Long-read viromics improves capture of abundant viral populations compared to short-read only methods

In addition to better genomic metrics, we assessed how the ‘VirION2-enhanced’ assembly from the WEC seawater sample could alter our biological interpretations of complex viral communities. We first evaluated if more viruses could be detected by adding long-reads, and by counting the number of shared and unique viruses in each constituent assembly that make the VirION2-enhanced virome (i.e., long-read only, short-read only, and hybrid). Among the total number of viral populations (n = 5, 161), 68% were represented in all assembly types. Within the pool of viral populations observed only within a single assembly method, populations from the hybrid assembly were the majority (23%), followed by the OLC assembly (7%), and short read assembly (2%). We surmise that adding long reads permitted a more complete view of a virome, and viral genomes that would otherwise have been missed by short-read assembly alone.
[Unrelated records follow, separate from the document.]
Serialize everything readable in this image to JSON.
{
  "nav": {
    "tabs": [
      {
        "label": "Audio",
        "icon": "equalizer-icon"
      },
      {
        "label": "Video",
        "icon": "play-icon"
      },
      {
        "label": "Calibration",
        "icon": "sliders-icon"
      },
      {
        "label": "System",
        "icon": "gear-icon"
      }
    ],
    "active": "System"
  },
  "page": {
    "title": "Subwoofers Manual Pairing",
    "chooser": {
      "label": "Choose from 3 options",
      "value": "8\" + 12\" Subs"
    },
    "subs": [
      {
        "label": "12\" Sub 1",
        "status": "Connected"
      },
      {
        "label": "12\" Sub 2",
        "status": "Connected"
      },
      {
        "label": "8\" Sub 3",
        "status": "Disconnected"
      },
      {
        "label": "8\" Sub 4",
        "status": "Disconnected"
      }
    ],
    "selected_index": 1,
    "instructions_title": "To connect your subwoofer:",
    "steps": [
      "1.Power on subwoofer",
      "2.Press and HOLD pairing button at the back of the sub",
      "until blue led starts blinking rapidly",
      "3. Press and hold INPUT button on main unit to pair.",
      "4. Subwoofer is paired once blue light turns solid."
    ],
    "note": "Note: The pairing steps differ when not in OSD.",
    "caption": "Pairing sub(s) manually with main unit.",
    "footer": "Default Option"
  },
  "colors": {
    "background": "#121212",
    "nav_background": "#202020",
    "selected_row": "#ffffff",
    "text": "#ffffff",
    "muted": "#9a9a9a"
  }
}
Next, we looked at patterns in abundance of viral populations as a function of assembly method within the VirION2-enhanced virome (Fig. 5A). Among all viruses, the majority of these unique viruses were low abundance populations, and were short fragments from the hybrid assembly. However, within the top 10% most abundant viruses (n = 516), 164 were unique to a particular assembly method and 70% of these were derived from the long-read only assembly. Taken together, the addition of long-reads uniquely enabled the recovery of 22% of the most abundant viruses—that would have been missed in short-read only assemblies. We queried whether microdiversity could be a contributing factor as to why these unique viruses would be missed. Indeed, when we looked at the fraction of ‘unique’ viral populations within each assembly type in the ‘enhanced’ virome, unique viral populations had significantly higher microdiversity compared to the shared pool of viruses in each assembly, most predominantly observed in the ‘OLC’ assembly (Fig. 5B). Thus, our data suggest that high intrapopulation nucleotide variation in a subset of virus genomes can lead to these genomes being fragmented (Roux et al., 2017) and overlooked in a short-read only viral metagenome experiment.

Current limitations and future directions

Despite the advances of VirION2, several limitations remain. First, an assembly step (due to the required shearing of input DNA), as well as corresponding short-reads, remain a necessity to ensure the highest level of error-correction, and to enable microdiversity estimates. Ongoing developments that increase recovery of full-length genomes as single long-reads and optionally use short-reads for correction (Beaulaurier et al., 2020) will certainly help. However, this workflow cannot be used for low-input samples, as it requires micrograms of high molecular weight DNA to yield full genomes as single reads. Moreover, even if sufficient DNA is obtained, our tests using ‘unamplified’ datasets indicated that compared to the VirION2 approach, viral populations from the unamplified library had shorter median proteins sizes (112 a.a versus 131 a.a, respectively). Second, the revised long-read library protocol was designed and evaluated for the recovery of dsDNA virus genomes. Future refinements could include modifying the current protocol for the inclusion of ssDNA and RNA genomes (through direct RNA or cDNA libraries). Third, due to the amplification step within the VirION2 laboratory protocol, we cannot leverage base modification capabilities from Nanopore sequencing, as these can only be detected if intact, non-amplified high molecular weight DNA is used as template for sequencing. Lastly, we have not evaluated VirION2 on the latest R10 flowcells, which promises further sequencing accuracy, especially within homopolymeric regions. Adapting VirION2 to R10 chemistry (R9.4 flowcells were used in this study) to generate long-read viromes, as well as sequencing depth available from the PromethION (the higher throughput version of the MinION sequencing platform) remain to be tested, but we do not anticipate major protocol (either wet-lab or informatics) modifications will be required. Lastly, additional laboratory optimizations parameters could be tested, including whether further increases in DNA shearing sizes (e.g., 20kbp or higher) may further improve long-read sizes, albeit with likely diminishing returns.